Literary and Linguistic Computing Advance Access originally published online on May 2, 2007
Literary and Linguistic Computing 2007 22(2):167-186; doi:10.1093/llc/fqm008
| ||||||||||||||||||||||||||||||||||||||||||||||||||||
Trees and After: The Concept of Text Topology. Some Applications to Verb-Form Distributions in Language Corpora
Université de Nice-Sophia Antipolis, France
Université de Liège, UMR 6039 Bases, Corpus et Langage, Belgium
Correspondence: Michel Juillard, Université de Nice, 98 boulevard E. Herriot, BP 3209, F 06204 NICE cedex 3. E-mail: juillard{at}unice.fr
| Abstract |
|---|
The model described here relies on the key concepts of topology, i.e. neighbourhood and equivalence of shape. A linguistic object L is studied in text T by means of one or several local questions Q. The set of successive local answers is processed so as to provide a global function characterizing the textual space under scrutiny.

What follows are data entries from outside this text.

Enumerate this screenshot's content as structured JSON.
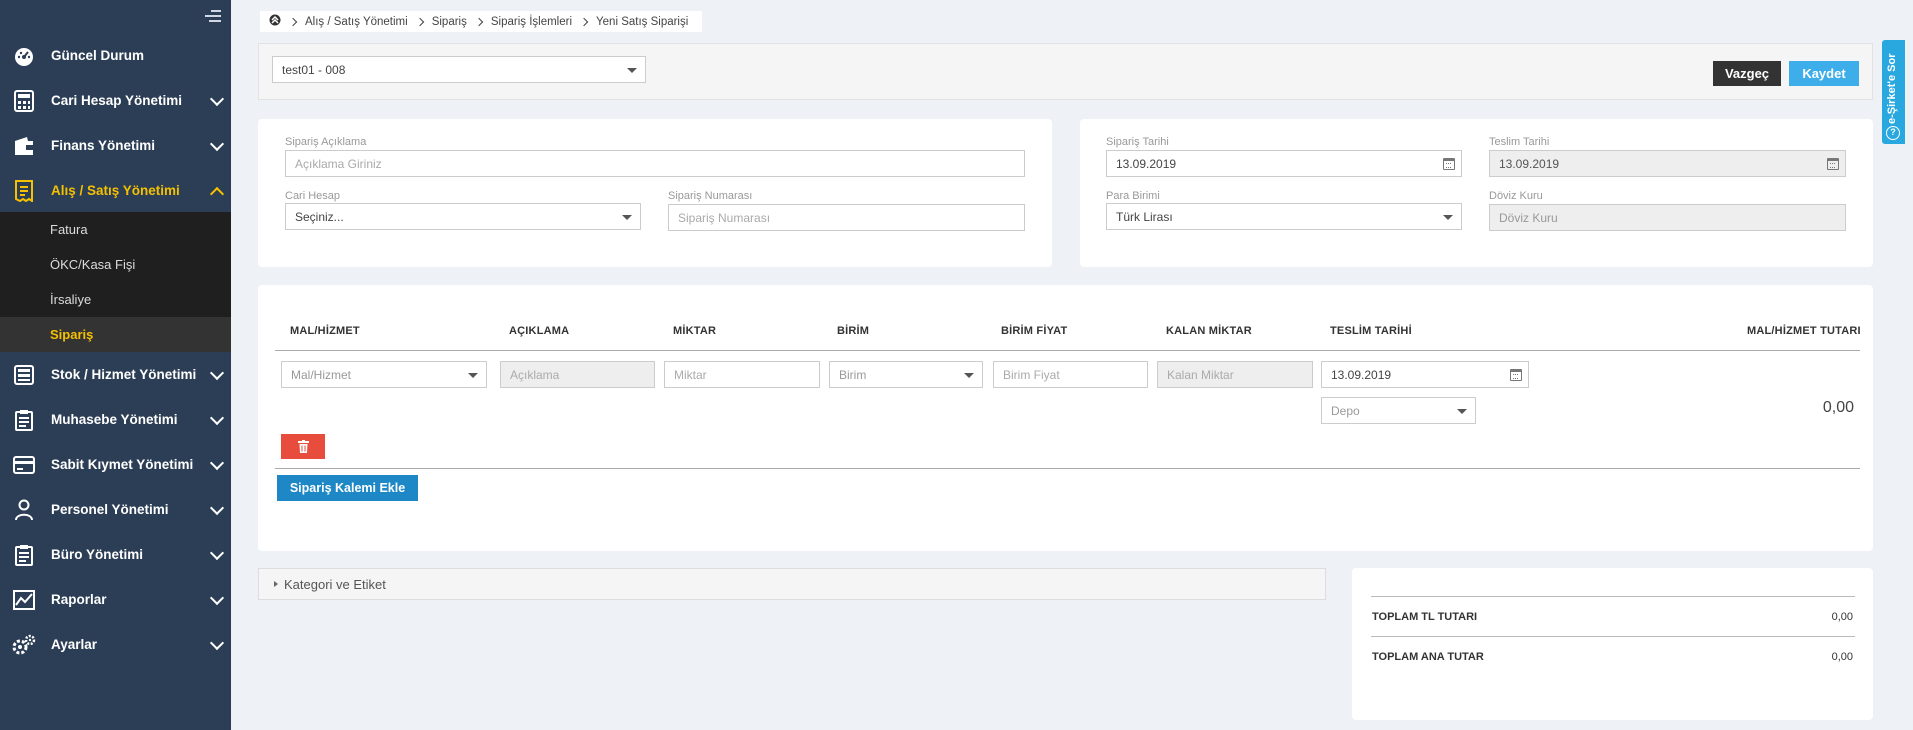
{
  "sidebar": {
    "items": [
      {
        "label": "Güncel Durum",
        "icon": "dashboard-icon"
      },
      {
        "label": "Cari Hesap Yönetimi",
        "icon": "calculator-icon"
      },
      {
        "label": "Finans Yönetimi",
        "icon": "wallet-icon"
      },
      {
        "label": "Alış / Satış Yönetimi",
        "icon": "receipt-icon"
      },
      {
        "label": "Stok / Hizmet Yönetimi",
        "icon": "stock-icon"
      },
      {
        "label": "Muhasebe Yönetimi",
        "icon": "clipboard-icon"
      },
      {
        "label": "Sabit Kıymet Yönetimi",
        "icon": "credit-card-icon"
      },
      {
        "label": "Personel Yönetimi",
        "icon": "person-icon"
      },
      {
        "label": "Büro Yönetimi",
        "icon": "clipboard-icon"
      },
      {
        "label": "Raporlar",
        "icon": "chart-icon"
      },
      {
        "label": "Ayarlar",
        "icon": "gears-icon"
      }
    ],
    "submenu": [
      "Fatura",
      "ÖKC/Kasa Fişi",
      "İrsaliye",
      "Sipariş"
    ],
    "active_color": "#f4c000"
  },
  "breadcrumb": [
    "Alış / Satış Yönetimi",
    "Sipariş",
    "Sipariş İşlemleri",
    "Yeni Satış Siparişi"
  ],
  "toolbar": {
    "company": "test01 - 008",
    "cancel_label": "Vazgeç",
    "save_label": "Kaydet"
  },
  "form": {
    "aciklama_label": "Sipariş Açıklama",
    "aciklama_placeholder": "Açıklama Giriniz",
    "cari_label": "Cari Hesap",
    "cari_value": "Seçiniz...",
    "siparis_no_label": "Sipariş Numarası",
    "siparis_no_placeholder": "Sipariş Numarası",
    "siparis_tarihi_label": "Sipariş Tarihi",
    "siparis_tarihi": "13.09.2019",
    "teslim_tarihi_label": "Teslim Tarihi",
    "teslim_tarihi": "13.09.2019",
    "para_birimi_label": "Para Birimi",
    "para_birimi": "Türk Lirası",
    "doviz_label": "Döviz Kuru",
    "doviz_placeholder": "Döviz Kuru"
  },
  "items_table": {
    "headers": [
      "MAL/HİZMET",
      "AÇIKLAMA",
      "MİKTAR",
      "BİRİM",
      "BİRİM FİYAT",
      "KALAN MİKTAR",
      "TESLİM TARİHİ",
      "MAL/HİZMET TUTARI"
    ],
    "row": {
      "mal_hizmet": "Mal/Hizmet",
      "aciklama": "Açıklama",
      "miktar": "Miktar",
      "birim": "Birim",
      "birim_fiyat": "Birim Fiyat",
      "kalan_miktar": "Kalan Miktar",
      "teslim_tarihi": "13.09.2019",
      "depo": "Depo",
      "tutar": "0,00"
    },
    "add_label": "Sipariş Kalemi Ekle"
  },
  "accordion": {
    "label": "Kategori ve Etiket"
  },
  "totals": [
    {
      "label": "TOPLAM TL TUTARI",
      "value": "0,00"
    },
    {
      "label": "TOPLAM ANA TUTAR",
      "value": "0,00"
    }
  ],
  "help_tab": {
    "label": "e-Şirket'e Sor"
  }
}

We begin with short sequences of tenses to illustrate the way in which to explore originally Emile Benveniste's concepts of history and discourse.1 We then supply life-size examples of other objects selected for their heuristic value. We go on to demonstrate the model at work on the distribution of strings of finite (F) and non-finite (n) verbal forms in the LOB Corpus of English. A topological chart is produced as the synthetic image mirroring the locations of the relevant linguistic entities throughout the text. All the individual strings concatenating any number of F and n are classified in a table. Alternatively, individual full-text strings can be extracted. We then proceed to refine the notion of lexical distribution in rafales in a lemmatized corpus of Latin texts, the purpose being to test the stability of the distributions in individual texts of selected verbs and assess whether a verb's behaviour is related to its semantic status. The final section is devoted to other Latin texts. The use of segments of equal length makes it possible to draw up the narrative profile of each author as revealed by his handling of tenses in main clauses.